Frequency and Bayes

According to the frequency school, although the distribution parameter θ to which the sample belongs is unknown, it is fixed, and the θ^\theta{\hat{}}θ^ can be estimated by the sample θθθ. Bayesians believe that the parameter θθθ is a random variable, not a fixed value. Before sample generation, a distribution π(θ)\ PI (\theta)π(θ) will be preset based on experience or other methods, which is called a prior distribution. And then it adjusts and modifies theta from the sample to be π(θ∣x1,x2,x3… (\ \ PI theta | x1, x2, x3,…) PI (theta ∣ x1, x2, x3,…) Is called a posterior distribution.

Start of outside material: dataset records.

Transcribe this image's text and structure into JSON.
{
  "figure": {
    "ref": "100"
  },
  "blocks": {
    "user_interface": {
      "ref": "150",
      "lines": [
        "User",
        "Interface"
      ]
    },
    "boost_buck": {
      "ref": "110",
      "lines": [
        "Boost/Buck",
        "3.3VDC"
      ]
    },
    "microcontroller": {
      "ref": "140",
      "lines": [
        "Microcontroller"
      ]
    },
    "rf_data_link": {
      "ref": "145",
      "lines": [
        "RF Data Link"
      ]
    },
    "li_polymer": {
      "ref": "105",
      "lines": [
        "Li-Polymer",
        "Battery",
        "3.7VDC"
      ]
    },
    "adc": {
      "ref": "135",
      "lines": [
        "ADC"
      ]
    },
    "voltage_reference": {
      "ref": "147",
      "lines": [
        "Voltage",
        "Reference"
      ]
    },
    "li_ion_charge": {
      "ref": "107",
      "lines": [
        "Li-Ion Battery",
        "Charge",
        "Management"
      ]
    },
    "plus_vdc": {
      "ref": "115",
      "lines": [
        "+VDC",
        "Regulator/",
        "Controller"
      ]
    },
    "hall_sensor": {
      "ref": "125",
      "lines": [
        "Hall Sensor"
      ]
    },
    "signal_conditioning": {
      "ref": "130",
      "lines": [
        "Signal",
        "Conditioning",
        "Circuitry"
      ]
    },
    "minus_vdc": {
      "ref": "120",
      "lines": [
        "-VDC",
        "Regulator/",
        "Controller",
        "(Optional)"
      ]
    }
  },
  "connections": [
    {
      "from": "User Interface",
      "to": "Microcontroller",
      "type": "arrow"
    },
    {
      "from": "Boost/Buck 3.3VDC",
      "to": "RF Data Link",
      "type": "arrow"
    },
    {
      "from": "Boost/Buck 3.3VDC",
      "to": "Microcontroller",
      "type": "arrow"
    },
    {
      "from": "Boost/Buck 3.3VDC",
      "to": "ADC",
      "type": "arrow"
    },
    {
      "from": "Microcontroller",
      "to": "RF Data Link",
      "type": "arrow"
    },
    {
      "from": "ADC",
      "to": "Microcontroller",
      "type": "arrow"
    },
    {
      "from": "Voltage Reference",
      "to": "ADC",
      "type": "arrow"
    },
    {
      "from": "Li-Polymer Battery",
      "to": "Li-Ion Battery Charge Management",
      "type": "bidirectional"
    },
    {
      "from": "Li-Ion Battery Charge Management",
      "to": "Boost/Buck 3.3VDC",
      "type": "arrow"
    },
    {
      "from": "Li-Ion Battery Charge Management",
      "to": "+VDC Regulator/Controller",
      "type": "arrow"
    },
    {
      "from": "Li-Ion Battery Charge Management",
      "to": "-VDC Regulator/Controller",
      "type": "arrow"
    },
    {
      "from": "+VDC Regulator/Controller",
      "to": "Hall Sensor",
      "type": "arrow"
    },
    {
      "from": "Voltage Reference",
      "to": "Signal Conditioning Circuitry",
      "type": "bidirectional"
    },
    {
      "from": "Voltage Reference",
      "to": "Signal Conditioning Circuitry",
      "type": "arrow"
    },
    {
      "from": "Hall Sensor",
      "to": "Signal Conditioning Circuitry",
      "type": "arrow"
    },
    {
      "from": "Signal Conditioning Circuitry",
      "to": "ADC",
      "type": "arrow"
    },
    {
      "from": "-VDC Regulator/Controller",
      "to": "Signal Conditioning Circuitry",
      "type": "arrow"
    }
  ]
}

Derivation of Bayes’ formula

Why naive Bayes

Assuming that the attributes of the training data are represented by the n-dimensional random vector X, and the classification results are represented by the random variable Y, the statistical law of X and Y can be described by the joint probability distribution P(x, y)P(x, y)P(x, y). Each specific sample (xi, yi)(x_i,y_i)(xi, yi) can be independently and identically distributed through P(x,y)P(x,y)P(x,y)P(x,y) The starting point of producing Bayesian classifier is joint probability distribution. And by conditional probability we get P of X, Y) = P (Y) ∗ P (X ∣ Y) = P (X) ∗ P (Y ∣ X) P (X, Y) = P (Y) * P (X | Y) = P (X) * P (Y | X) P (X, Y) = P (Y) ∗ P (X ∣ Y) = P (X) ∗ P (Y ∣ X) P ( Y)P(Y) P(Y) : The probability of occurrence of each category, which is the prior probability. ∣ Y P (X) P (X | Y), P (X ∣ Y) : the probability of different attributes appear under a given category, the likelihood probability prior probability is very easy to calculate, you just need to statistics the number of samples of different categories, influenced by the number of attributes, and the likelihood probability estimates is difficult. For example, if each sample contains 100 attributes, each attribute may have 100 values, then for each result of classification, the conditional probability to be calculated is 1002=10000, which is a very large number. So naive Bayes was introduced.

What is naive Bayes

Naive Bayes, plus naive, which means simpler Bayes. Naive Bayes assumes that the different attributes of samples satisfy the conditional independence hypothesis, and then applies Bayes’ theorem to perform classification tasks. For a given classification x, a posteriori probability analysis of samples in each category, will be the biggest posterior probability class as a category of x belongs To solve the problem of difficult to estimate the likelihood probability, would require the conditional independence assumption conditional independence assumption that all properties are independent of each other, mutual influence, each property independent of the classification results. So that the product of the conditional probability becomes the property of conditional probability P (X = X ∣ Y = c) = P (X = X (1) (1), X (2) = X (2),… , X (n) = X (n) ∣ Y = c) = I = 0 ∏ nP (Xj = Xj ∣ Y = c) P (X = X | Y = c) = P (X = X (1) (1), X (2) = X (2),… , X (n) = X (n) | Y = c) = \ I = 0 ∏ nP (Xj = Xj ∣ Y = c) P (X = X ∣ Y = c) = P (X = X (1) (1), X (2) = X (2),… , X (n) = X (n) ∣ Y = c) = I = 0 ∏ nP (Xj = Xj ∣ Y = c) this is the naive bayesian method, the training set, We can easily calculate the prior probability P (Y), P (Y), P (Y) and likelihood probability P (Y ∣ X) P (Y | X) P (Y ∣ X), so we can get a posteriori probability P (X ∣ Y), P (X | Y), P (X ∣ Y)

Example – Page 151 of the Watermelon Book

First we have watermelon data set 3.0.

We have a problem. Are the following test sets good or bad?

We can figure out the prior probabilities first

And then we figure out the conditional probability

And then calculate the probability of good and bad melons

0.063 is significantly larger, so large is probably a good melon.